Sunday, September 28, 2008

 

Tales of Dreaded Commutes in Distant Lands

Someday, whilst the bards tell celebrated stories of my romance? Will authors and/or poets describe how my bride and I met by chance, just after the Seventh-day Adventist Language Institute happened to transfer me to the city of Chuncheon, a municipality that had thus far appeared trivial in mine eyes?

About how we met when she didst choose to go to an English camp, a curious decision, given that she had halted her studies of the language just before that? About how her decision to take a break from attending the institute’s classes thus exempted me from the SDA institute’s “teachers shalt not court students” decree?

If such men of letters do, in fact, choose to celebrate our story on the printed page, I doth ponder how they shall describe the daily train rides. Verily, I suppose it worth mentioning that I doth spend four hours daily journeying from our home in Chuncheon, where she doth make her vocation, to Seoul, where I tend to mine, and then back again. I sayeth that it must be worth inscribing, as when I tell mine friends and co-workers they doth demand an explanation, and occasionally to examine mine head.

Prepare ye then thine quills and/or psychiatric charts, so that I might elucidate mine situation. Verily, ‘twas this summer whence I wast troubled to mine very bones. Mine love’s generous mother had bequeathed to me a living space in Seoul, to accommodate my new job tempering the work of the scribes at one of Korea’s largest English-language newspapers (which hath been necessitated by many of said scribes lacking English as a first language). For three months did I take residence with her and her male prodigy, in grateful appreciation of her benevolence.

But lo, hath the thunderous voice of many a Korean matron startled the ears of the Western man, costing him many hours of rest and peace of mind. And, alas, the matron’s insistence upon preparing fish (the kind with the head and bones still attached) did trouble me in body and spirit alike.

Therefore, on a midsummer’s eve I found it needful to communicate my displeasure to mine beloved, telling her that I wast soon to be in the grips of madness most severe. We didst contemplate the logistics of mine relocating to Chuncheon that very night, but lo did my mother-in-law get wind of our plot, and plead anew that she might be hospitable. Thus was born a compromise: I would continue to reside amongst her and her ilk, provided she keep it down whilst I did sleep and vary the dinner entrees once in awhile.

I thus agreed to abide and express gratitude (feigned or otherwise) for the animal products she didst prepare until the day mine bride and I would be united, and I might get mine hindquarters to Chuncheon. As wise ones have pointed out throughout the ages, it is not good for man to be alone with his mother-in-law.

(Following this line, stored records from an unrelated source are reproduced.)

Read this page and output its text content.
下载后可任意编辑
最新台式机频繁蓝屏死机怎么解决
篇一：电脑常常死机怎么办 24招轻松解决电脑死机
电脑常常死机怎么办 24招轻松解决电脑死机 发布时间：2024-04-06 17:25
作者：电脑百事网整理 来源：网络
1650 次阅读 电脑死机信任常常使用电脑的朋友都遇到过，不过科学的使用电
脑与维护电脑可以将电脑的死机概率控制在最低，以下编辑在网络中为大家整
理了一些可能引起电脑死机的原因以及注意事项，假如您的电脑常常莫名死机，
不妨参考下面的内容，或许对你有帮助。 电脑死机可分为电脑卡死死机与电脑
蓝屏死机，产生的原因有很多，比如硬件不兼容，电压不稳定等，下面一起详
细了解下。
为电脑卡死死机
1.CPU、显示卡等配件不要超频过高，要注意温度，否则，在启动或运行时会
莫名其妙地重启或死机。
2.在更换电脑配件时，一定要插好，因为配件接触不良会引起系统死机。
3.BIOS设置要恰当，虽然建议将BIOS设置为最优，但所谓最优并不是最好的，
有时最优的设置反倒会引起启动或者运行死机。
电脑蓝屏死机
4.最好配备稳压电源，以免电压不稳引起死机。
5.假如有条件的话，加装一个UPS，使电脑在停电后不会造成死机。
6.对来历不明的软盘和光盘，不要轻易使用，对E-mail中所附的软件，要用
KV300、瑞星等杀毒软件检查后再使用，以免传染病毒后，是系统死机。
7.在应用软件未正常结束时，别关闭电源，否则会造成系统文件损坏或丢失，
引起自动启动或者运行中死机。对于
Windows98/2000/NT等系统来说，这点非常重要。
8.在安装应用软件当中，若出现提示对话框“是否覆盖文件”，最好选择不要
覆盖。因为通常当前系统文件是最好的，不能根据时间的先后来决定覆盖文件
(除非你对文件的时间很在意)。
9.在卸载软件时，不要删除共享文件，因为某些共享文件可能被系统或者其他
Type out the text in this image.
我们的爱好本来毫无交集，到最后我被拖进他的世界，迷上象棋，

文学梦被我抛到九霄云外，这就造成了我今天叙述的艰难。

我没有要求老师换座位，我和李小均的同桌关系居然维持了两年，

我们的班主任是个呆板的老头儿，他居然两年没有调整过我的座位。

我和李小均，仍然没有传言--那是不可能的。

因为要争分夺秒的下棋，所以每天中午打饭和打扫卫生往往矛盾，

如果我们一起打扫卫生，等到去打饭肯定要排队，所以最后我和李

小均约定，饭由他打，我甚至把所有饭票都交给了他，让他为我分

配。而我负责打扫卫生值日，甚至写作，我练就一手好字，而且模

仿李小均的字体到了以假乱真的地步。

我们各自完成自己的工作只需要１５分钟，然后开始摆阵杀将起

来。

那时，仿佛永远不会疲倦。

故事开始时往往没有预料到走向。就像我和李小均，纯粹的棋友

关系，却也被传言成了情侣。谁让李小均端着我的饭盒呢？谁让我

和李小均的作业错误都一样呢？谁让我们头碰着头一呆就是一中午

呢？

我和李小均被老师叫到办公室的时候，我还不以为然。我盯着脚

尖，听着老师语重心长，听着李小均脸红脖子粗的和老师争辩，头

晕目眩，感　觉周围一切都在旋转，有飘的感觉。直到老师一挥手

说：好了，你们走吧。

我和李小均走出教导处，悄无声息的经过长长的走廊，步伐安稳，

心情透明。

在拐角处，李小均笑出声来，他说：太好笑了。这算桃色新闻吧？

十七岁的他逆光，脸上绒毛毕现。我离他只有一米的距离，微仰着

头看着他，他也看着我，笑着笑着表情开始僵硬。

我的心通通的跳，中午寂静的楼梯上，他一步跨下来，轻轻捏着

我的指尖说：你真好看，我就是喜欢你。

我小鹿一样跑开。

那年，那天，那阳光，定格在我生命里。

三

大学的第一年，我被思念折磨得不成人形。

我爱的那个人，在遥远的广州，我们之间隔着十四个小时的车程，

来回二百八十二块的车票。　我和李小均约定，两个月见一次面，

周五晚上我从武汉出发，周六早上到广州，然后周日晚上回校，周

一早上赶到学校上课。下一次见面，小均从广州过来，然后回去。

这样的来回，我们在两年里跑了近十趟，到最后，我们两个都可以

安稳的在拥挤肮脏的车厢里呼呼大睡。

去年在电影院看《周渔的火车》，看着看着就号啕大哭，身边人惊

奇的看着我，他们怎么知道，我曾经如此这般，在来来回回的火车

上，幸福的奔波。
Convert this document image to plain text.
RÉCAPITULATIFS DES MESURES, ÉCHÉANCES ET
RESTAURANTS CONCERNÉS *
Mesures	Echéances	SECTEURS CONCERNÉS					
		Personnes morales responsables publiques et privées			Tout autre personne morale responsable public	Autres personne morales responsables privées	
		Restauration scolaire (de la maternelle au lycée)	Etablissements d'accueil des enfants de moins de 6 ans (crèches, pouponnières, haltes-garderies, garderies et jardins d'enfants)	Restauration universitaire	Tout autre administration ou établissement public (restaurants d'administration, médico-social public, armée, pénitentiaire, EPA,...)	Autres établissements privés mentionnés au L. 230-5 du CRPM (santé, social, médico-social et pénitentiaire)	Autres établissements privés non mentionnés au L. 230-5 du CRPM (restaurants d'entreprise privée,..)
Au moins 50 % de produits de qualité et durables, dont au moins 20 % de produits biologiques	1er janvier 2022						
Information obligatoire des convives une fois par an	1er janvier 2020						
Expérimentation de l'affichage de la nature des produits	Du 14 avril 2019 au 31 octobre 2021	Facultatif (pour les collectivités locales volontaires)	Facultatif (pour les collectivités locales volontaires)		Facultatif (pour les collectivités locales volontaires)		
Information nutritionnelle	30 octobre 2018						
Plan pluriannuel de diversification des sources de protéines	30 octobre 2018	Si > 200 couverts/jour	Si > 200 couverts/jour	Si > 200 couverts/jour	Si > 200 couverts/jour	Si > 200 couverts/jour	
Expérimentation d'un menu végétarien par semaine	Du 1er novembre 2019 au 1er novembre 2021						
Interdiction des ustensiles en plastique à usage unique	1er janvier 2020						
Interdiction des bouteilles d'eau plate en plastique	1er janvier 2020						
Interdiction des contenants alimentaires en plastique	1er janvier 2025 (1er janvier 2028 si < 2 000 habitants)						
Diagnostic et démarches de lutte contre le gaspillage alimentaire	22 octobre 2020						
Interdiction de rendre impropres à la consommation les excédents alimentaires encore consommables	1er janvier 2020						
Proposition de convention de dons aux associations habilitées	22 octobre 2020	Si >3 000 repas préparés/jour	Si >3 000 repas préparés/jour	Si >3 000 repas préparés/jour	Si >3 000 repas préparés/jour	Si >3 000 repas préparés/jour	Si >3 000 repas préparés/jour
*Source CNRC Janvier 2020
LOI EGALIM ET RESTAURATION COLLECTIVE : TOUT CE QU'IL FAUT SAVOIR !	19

It wouldst be an arduous test of mine faculties, especially said hindquarters, to take the automated carriage for two hours both to and from Seoul five days a week. Mine co-workers didst express dismay and ponder mine rationale.

“Will thou not burn thyself out?” wast the jist of their queries. “Why dost thou not get an apartment between Seoul and yonder Chuncheon?”

They couldst not understand the bonds of love between myself and mine beloved, nor the bonds between her and the one-year contract she hath signed on her apartment. A two-hour ride home to see my love wouldst feel like no more than hour, tops, whereas the ride to work in the morning wouldst not be unbearable, as I could spend those two hours reading or studying mine love’s perplexing native language.

At dawn, when the alarm clock doth crow and I doth stagger from mind sleeping quarters, she hath already awakened to prepare me a sack lunch. Within an hour, I will have boarded yon train and embarked upon my voyage to Seoul. I wouldst use the time to finely temper mine mind for greater mental feats, through activities such as the study of Korean, the reading of great literature or producing literature of mine own, but more oft than not I manipulate my body into a position allowing the arms of sleep to overtake me.

Two hours hence, I shalt be in Seoul. In the evening, when the day’s labors art concluded, I board the carriage yet again, ardently studying Korean for periods of up to 30 minutes, before mine resolve doth beat its retreat, leaving me to stare vacantly at the countryside until I might return to mine dwelling place. Upon my return, the maiden greets me and, unfailingly inquires about what I did for supper.

“Time was, again, not in abundance, so I didst partake of McDonalds,” is the oft-said reply.

“Verily, ‘twas not a good choice,” she ripostes, and we retire, preparing to write another chapter in the morn.